0x00000000 - 16.400W
0x00000001 - 16.400W
0x00000002 - 16.400W
0x00000003 - 16.400W

0x80000000 - 16.480W
0x80000001 - 16.200W
0x80000002 - 16.085W
0x80000003 - 16.200W



DAC1 - VGA/...

0x00000000 - 16.400W
0x00000001 - 16.400W
0x00000002 - 16.100W
0x00000003 - 16.100W

0x80000000 - 16.400W
0x80000001 - 16.200W
0x80000002 - 16.085W
0x80000003 - 16.175W
Comment 27 Maarten Maathuis 2011-08-28 13:20:41 UTC
Why would LVDS use DAC registers?
Comment 28 maximlevitsky 2011-08-28 13:24:14 UTC
Dunno, there writes only affect VGA visually. On LVDS and DVI only effect is lower power usage.
Comment 29 maximlevitsky 2011-08-30 17:59:20 UTC
Once again, stupid me.
I somehow assumed that DAC == CRTC, thus all this nonsense about hardwiring, LVDS, etc...

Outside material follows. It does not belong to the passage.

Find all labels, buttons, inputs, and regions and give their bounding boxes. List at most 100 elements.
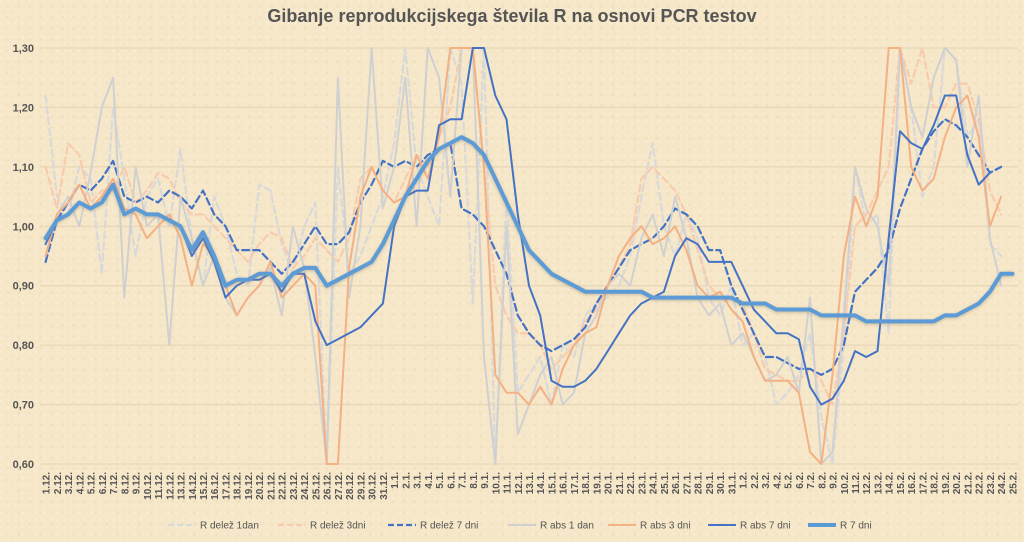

Its actually much simpler:
My system has 2 DACs:

First one is assigned to TV-OUT which isn't yet supported (and I might help add that support, although it somewhat pointless in our digital age - this days its even hard to buy an S-Video cable without resorting to Ebay, etc)

The second DAC is for the VGA output then.
So the bits that confuse it, and set only for first DAC probably just enable some TV oriented knobs.
Comment 30 Florian Mickler 2012-01-21 08:51:57 UTC
A patch referencing this bug report has been merged in Linux v3.2-rc1:

commit fbba036a56fe0e5c5e8c91daf3fa211f88d94a03
Author: Martin Peres <martin.peres@ensi-bourges.fr>
Date:   Sat Jul 30 23:08:45 2011 +0200

    drm/nv50/gr: enable ctxprog xfer only when we need it to save power
Comment 31 Pierre Moreau 2015-01-17 00:04:39 UTC
Is this still an issue with latest kernel version (3.18, 3.19-rc4)?
Comment 32 Martin Peres 2015-01-17 05:24:01 UTC
(In reply to Pierre Moreau from comment #31)
> Is this still an issue with latest kernel version (3.18, 3.19-rc4)?

Yes, it is :) There is still a lot of work to be done in clock and power gating.